Da wo Menschen leben werden auch Kirchen erbaut. In der Zeit von 1871 bis 1873 bauten die anglikanische Kirche (St. Pauls), die Katholiken (St. Patricks) und die Presbyterianer (St. Johns) ihre Gebäude, alle in Holz, alle klein aber schmuck anzusehen.

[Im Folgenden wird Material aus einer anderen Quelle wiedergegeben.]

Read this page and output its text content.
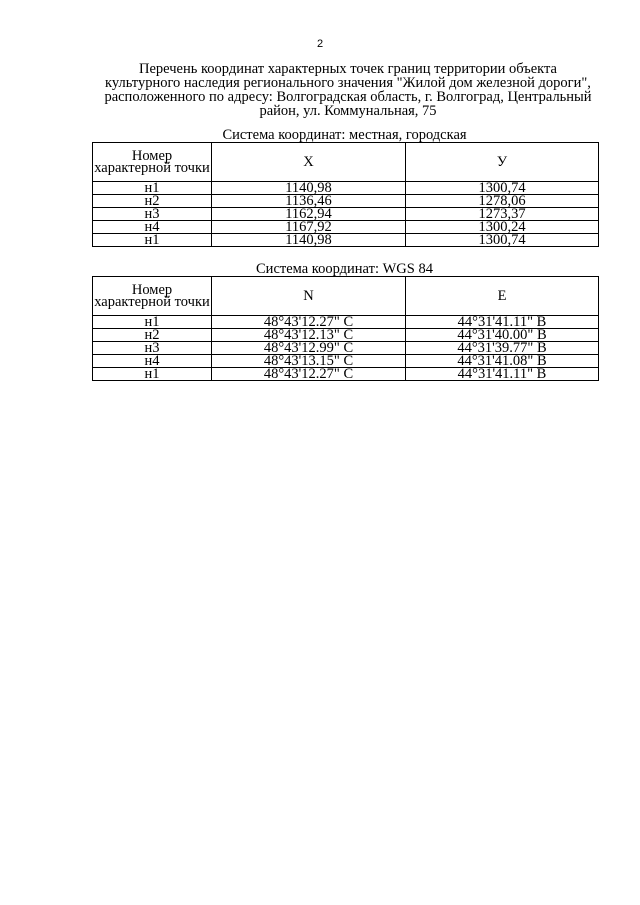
2
Перечень координат характерных точек границ территории объекта
культурного наследия регионального значения "Жилой дом железной дороги",
расположенного по адресу: Волгоградская область, г. Волгоград, Центральный
район, ул. Коммунальная, 75
Система координат: местная, городская
Номер характерной точки	X	У
н1	1140,98	1300,74
н2	1136,46	1278,06
н3	1162,94	1273,37
н4	1167,92	1300,24
н1	1140,98	1300,74
Система координат: WGS 84
Номер характерной точки	N	E
н1	48°43'12.27" С	44°31'41.11" В
н2	48°43'12.13" С	44°31'40.00" В
н3	48°43'12.99" С	44°31'39.77" В
н4	48°43'13.15" С	44°31'41.08" В
н1	48°43'12.27" С	44°31'41.11" В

Bevor in Neuseeland der Goldrausch ausbrach, strömten die Goldsucher bereits in Richtung Amerika, dann nach Australien. Unter ihnen auch eine große Zahl von Chinesen aus dem Kanton Huantchou (?). Sie bauten sich abseits des Ortes in der Nähe des Arrow River ihre kleinen Hütten und lebten dort weitgehend abgeschieden vom Rest der Bevölkerung. Es wird berichtet, daß (nur) etwa 20 Chinesen dauerhaft hier lebten; während der wärmeren Zeit kamen aus anderen Regionen weitere chinesische Goldsucher hinzu. Diese kleine Gemeinde hatte alles, einen Krämer, der zugleich auch ihr Sprachmittler gegenüber den Neuseeländern war, die Korrespondenz mit der Heimat bewerkstelligte, denn die hierher gekommenen Männer hatten ihre Familie daheim gelassen und hofften, in einer überschaubaren Zeit durch das Goldschürfen genügend Mittel zu erwerben, um daheim sich als Landwirt niederlassen zu können, was nur wenigen gelungen zu sein scheint. Oft hatten sie einen kleinen Garten, den sie zum Anbau von Gemüse nutzten, was zugleich eine Lebensgrundage für manchen von ihnen war, als die Goldfunde versiegten. Für uns heute befremdlich zu hören, daß diese kleine chinesische Kolonie sich der Anfeindungen der europäisch stämmigen Bevölkerung erwehren mussten; sie ertrugen diese Außenseiterstellung. Der heutigen Politik war die damalige Fremdenfeindlichkeit, die sich auch darin zeigte, daß sie von dem Versorgungssystem des Landes bis weit ins 20. Jhd. ausgeschlossen waren, so peinlich, daß man sich nicht nur zu einer offiziellen Entschuldigung gegenüber den Nachfahren durchrang, sondern auch sich bemühte, die damalige Geschichte aufzuarbeiten und die Reste ihrer Siedlung zu bewahren. Auch wir profitierten davon, denn sonst wären die wenigen damaligen Hütten der chinesischen Siedlung völlig verfallen. Die ersten drei Bilder zeigen das Haus und den Laden des chinesischen Krämers, der offensichtlich durch ein Holzgitter geschützt seine Ware verkaufte; die Toilette war ein abseits stehenden kleines offenes Steinhäuschen. Die Häuser waren aus geschichteten und vermörtelten Steinen gefertigt. Ersichtlich wohlhabender muß der Krämer gewesen sein, denn die Hütten der einfachen Goldsucher waren deutlich kleiner und bescheidener.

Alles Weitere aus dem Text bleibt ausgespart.